Voto di scambio, chiesta la condanna per i Lombardo L’intercettazione: «In Sicilia si vota solo per il lavoro»

«In Sicilia,
quando dai un voto, lo fai perché ti serve il lavoro, perché mancano i soldi». Un processo riassunto nel contenuto di una telefonata intercettata. A leggera ripetutamente in aula sono Rocco Liguori e Lina Trovato, i due magistrati che hanno chiesto la condanna per voto di scambio semplice per Raffaele Lombardo e per il figlio Toti. Un anno e due mesi per l’ex presidente della Regione che «ha agito con la consapevolezza di essere già sotto indagine per concorso esterno in associazione mafiosa», dieci mesi per il figlio, attualmente parlamentare all’assemblea regionale siciliana. Quest’ultimo potrebbe beneficiare delle attenuanti generiche. «Per la giovane età, perché incensurato e sempre presente in aula», sottolinea Liguori alla giudice monocratica Laura Benanti. Per l’imputato anagraficamente più giovane, però, c’è anche la richiesta di ineleggibilità  per i prossimi sette anni.

Il volto nuovo e quello passato dell’autonomia siciliana
 assistono in silenzio alla lunga requisitoria. Ore di tensione vissute in postazioni separate. Toti seduto accanto al suo legale Salvatore Pace, mentre il padre preferisce una posizione più in disparte, in ultima fila, tra cronisti e curiosi che affollano l’aula dell’ex pretura di via Crispi. L’indagine, iniziata dopo le dichiarazioni dei collaboratori di giustizia Vincenzo Pettinati e Gaetano D’Aquino, ha monitorato il periodo elettorale che si estende dalle regionali del 2012 fino alla vigilia delle ultime comunali del 2013. Un periodo di sei mesi in cui si sarebbe consumato, secondo l’accusa, il reato di voto di scambio. Preferenze in cambio di posti di lavoro nella nettezza urbana.
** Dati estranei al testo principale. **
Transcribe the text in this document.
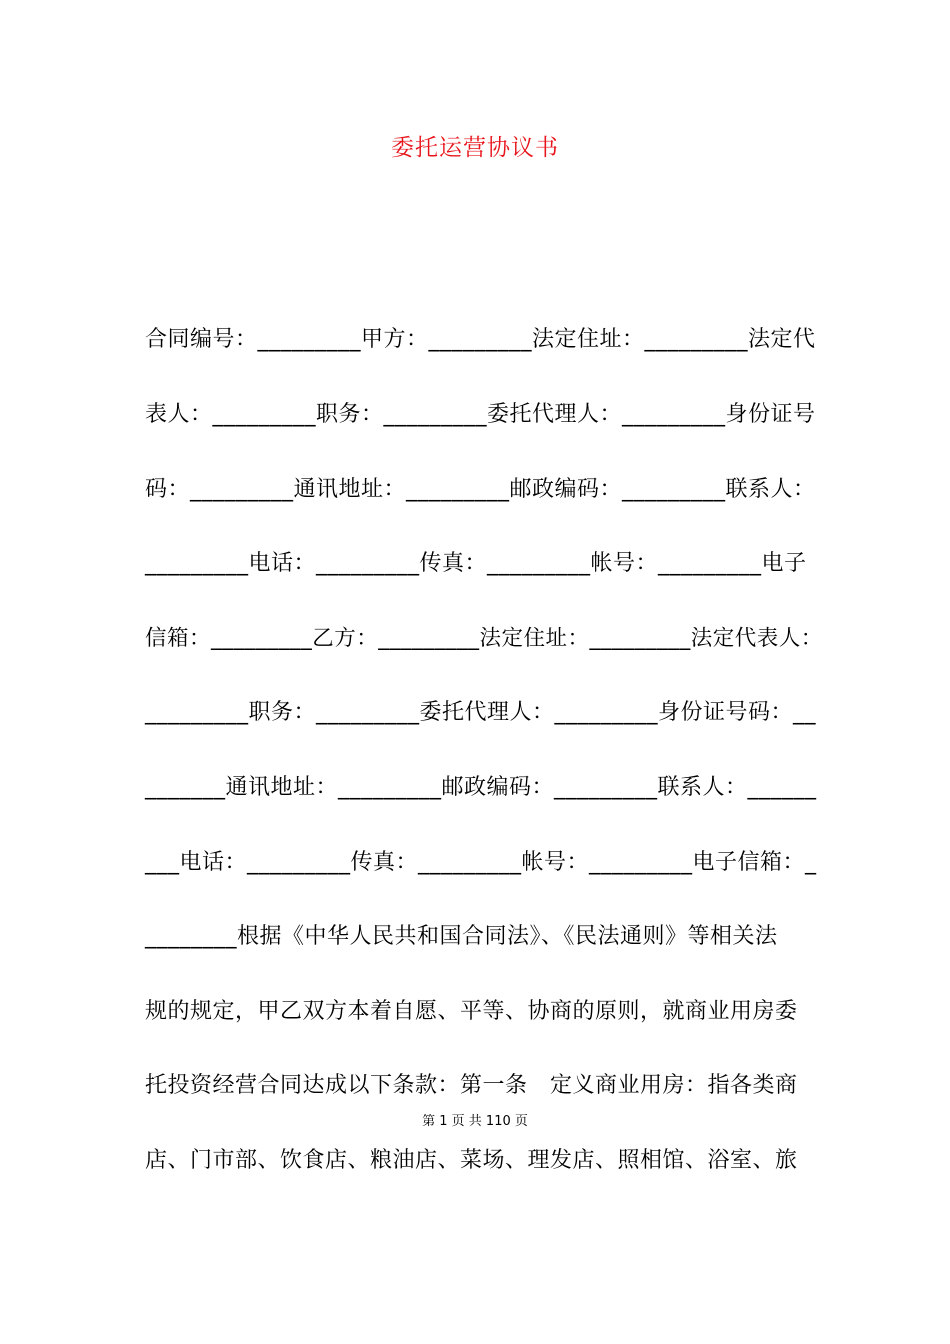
委托运营协议书
合同编号：_________甲方：_________法定住址：_________法定代
表人：_________职务：_________委托代理人：_________身份证号
码：_________通讯地址：_________邮政编码：_________联系人：
_________电话：_________传真：_________帐号：_________电子
信箱：_________乙方：_________法定住址：_________法定代表人：
_________职务：_________委托代理人：_________身份证号码：__
_______通讯地址：_________邮政编码：_________联系人：______
___电话：_________传真：_________帐号：_________电子信箱：_
________根据《中华人民共和国合同法》、《民法通则》等相关法
规的规定，甲乙双方本着自愿、平等、协商的原则，就商业用房委
托投资经营合同达成以下条款：第一条　定义商业用房：指各类商
第 1 页 共 110 页
店、门市部、饮食店、粮油店、菜场、理发店、照相馆、浴室、旅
A beneficiarne sarebbero l’ex consigliere della prima municipalità in quota Movimento per le autonomie
Ernesto Privitera – nel ruolo di intermediario – e due suoi parenti, il cugino Angelo Marino e il cognato Giuseppe Giuffrida. Per tutti e tre gli imputati la richiesta di condanna è di dieci mesi. In aula, durante la requisitoria, vengono passate in rassegna decine di telefonate. Discussioni in cui spesso il protagonista è Privitera che, durante tutto il periodo d’indagine, avrebbe più volte sollecitato le assunzioni, poi effettivamente avvenute alla Ipi srl, società che – insieme alla Oikos – dal 2010 si occupa del servizio di nettezza urbana a Catania

«Si tratta di soggetti che
rivendicavano come un diritto la sistemazione lavorativa – analizza Liguori -, una cosa che si sono guadagnati durante le campagne elettorali arrivando a minacciare pure il cambio di schieramento». Privitera, più volte presentato dalla difesa di Lombardo come un fedelissimo fin dai tempi della militanza del padre, secondo l’accusa sarebbe tutt’altro. «In questo processo non ci sono liberi professionisti, ma tutta gente impegnata in società pubbliche partecipate». Un contesto «agli antipodi della questione morale» chiosa Liguori, che poi prosegue: «Ci sono consiglieri comunali e provinciali che pensano bene di andare a fare riunioni a casa di boss mafiosi». Il riferimento è all’incontro del 6 maggio 2013 tra l’attuale consigliere Maurizio Mirenda, la compagna Vanessa D’Arrigo, all’epoca consigliera provinciale del Mpa, e il pregiudicato Nino Balsamo, cognato del capomafia Orazio Privitera del clan Cappello. 

Raffaele Lombardo ha rotto il silenzio solo alla fine dell’udienza quando ha deciso ancora una volta di fare alcune dichiarazioni. Una mossa preannunciata che però ha riservato un colpo di scena quando l’ex governatore ha preso in mano il suo smartphone per leggere un messaggio. «Mi ha scritto proprio oggi una signora di Caltagirone, dice di essere senza lavoro da una settimana e di non sapere come fare ad andare avanti». «Ho letto quel testo – commenta fuori dall’aula Lombardo – per far capire cosa voglia dire essere un politico a certi livelli. Questa era la normalità quando ero presidente, con centinaia di richieste d’aiuto. Sono comunque sereno perché confido nella valutazione della giustizia».